Https://www.codecademy.com/courses/learn-python-3/lessons/python-functions-lists-cc/exercises/double-index

def double_index(lst, index):
if index >= len(lst):
return lst
else:
before_index_element = lst[:index]
double_of_element = [2*lst[index]]
after_the_element = lst[index+1:]
new_lst = str(before_index_element + double_of_element + after_the_element)
return (new_lst)

Hi, my answer is coming out right but still it’s showing " Double the value at position index in lst" error and has wronged the code(showing a cross).

What do you think of this?

Same problem as in this topic? I know its a different exercise, but the problem appears the same

Yeah, the code works fine. Gives the expected answer but showing the error below the writing space. On the right side, no error shown.

Here also, removing str did the work. :slight_smile:

1 Like

Why does the before_index_element = lst[:index] not require braces on the right side of the = but the following lines do?

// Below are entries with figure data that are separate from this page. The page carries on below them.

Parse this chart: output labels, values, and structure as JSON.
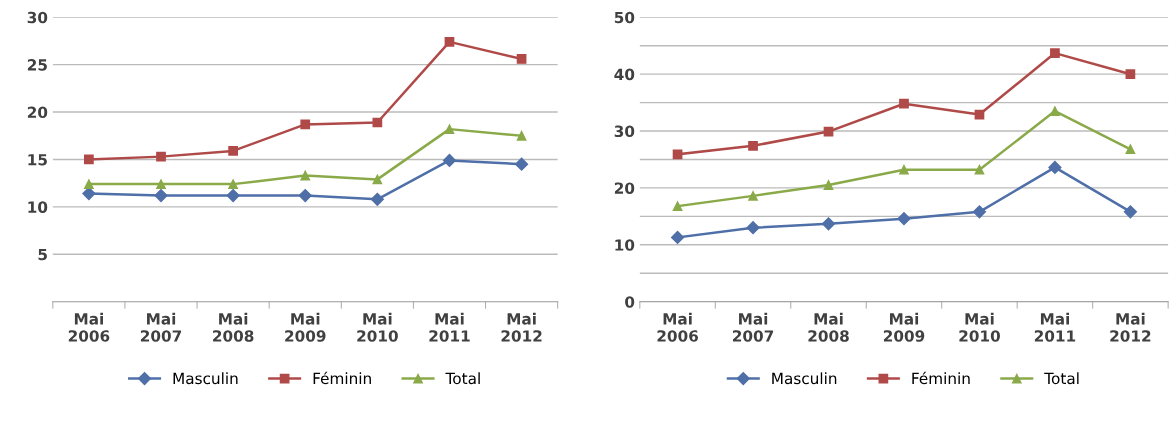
{
  "chart_data": [
    {
      "type": "line",
      "categories": [
        "Mai\n2006",
        "Mai\n2007",
        "Mai\n2008",
        "Mai\n2009",
        "Mai\n2010",
        "Mai\n2011",
        "Mai\n2012"
      ],
      "ylim": [
        0,
        30
      ],
      "yticks": [
        5,
        10,
        15,
        20,
        25,
        30
      ],
      "grid": "y",
      "legend": "bottom",
      "series": [
        {
          "name": "Masculin",
          "color": "#4f6fa8",
          "marker": "diamond",
          "values": [
            11.4,
            11.2,
            11.2,
            11.2,
            10.8,
            14.9,
            14.5
          ]
        },
        {
          "name": "Féminin",
          "color": "#b04a48",
          "marker": "square",
          "values": [
            15.0,
            15.3,
            15.9,
            18.7,
            18.9,
            27.4,
            25.6
          ]
        },
        {
          "name": "Total",
          "color": "#8aaa4a",
          "marker": "triangle",
          "values": [
            12.4,
            12.4,
            12.4,
            13.3,
            12.9,
            18.2,
            17.5
          ]
        }
      ]
    },
    {
      "type": "line",
      "categories": [
        "Mai\n2006",
        "Mai\n2007",
        "Mai\n2008",
        "Mai\n2009",
        "Mai\n2010",
        "Mai\n2011",
        "Mai\n2012"
      ],
      "ylim": [
        0,
        50
      ],
      "yticks": [
        0,
        {
          "value": 5,
          "label": null
        },
        10,
        {
          "value": 15,
          "label": null
        },
        20,
        {
          "value": 25,
          "label": null
        },
        30,
        {
          "value": 35,
          "label": null
        },
        40,
        {
          "value": 45,
          "label": null
        },
        50
      ],
      "grid": "y",
      "legend": "bottom",
      "series": [
        {
          "name": "Masculin",
          "color": "#4f6fa8",
          "marker": "diamond",
          "values": [
            11.3,
            13.0,
            13.7,
            14.6,
            15.8,
            23.6,
            15.8
          ]
        },
        {
          "name": "Féminin",
          "color": "#b04a48",
          "marker": "square",
          "values": [
            25.9,
            27.4,
            29.9,
            34.8,
            32.9,
            43.7,
            40.0
          ]
        },
        {
          "name": "Total",
          "color": "#8aaa4a",
          "marker": "triangle",
          "values": [
            16.8,
            18.6,
            20.5,
            23.2,
            23.2,
            33.5,
            26.8
          ]
        }
      ]
    }
  ]
}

Doing some testing with the exercise because it’s taking me longer to grasp.

ef double_index(lst, index):

if index >= len(lst):

return lst

else:

new_lst = lst[:index]

double_index = lst[index] * 2

new_lst.append(double_index)

after_index = lst[index + 1:]

new_lst.append(after_index)

return new_lst

why does this produce braces around the last item and not the first 3?

Just note that the original post here is from February and was solved at the time.

Brackets used like this are used to create list literals, a = 3 assigns integer 3 to the name a but a = [3] assigns a list (which itself contains integer 3) to this name instead.

As for why there are extra brackets in your output at present it’s because you have nested list objects (an element of your list is itself a list).

Bear in mind that your list slice always returns a list (even if it’s an empty one). If you then .append that list to another list it does just that. You wind up with an element of your first list that is itself a list.

A quick example-

a = [3]  # a list
b = [1, 2, 3]
b.append(a)
print(b)
Out: [1, 2, 3, [3]]  # we've put that list object inside our list

Perhaps reconsider your code (what about concatenation?) and its order so that you wind up with a single list of integer values.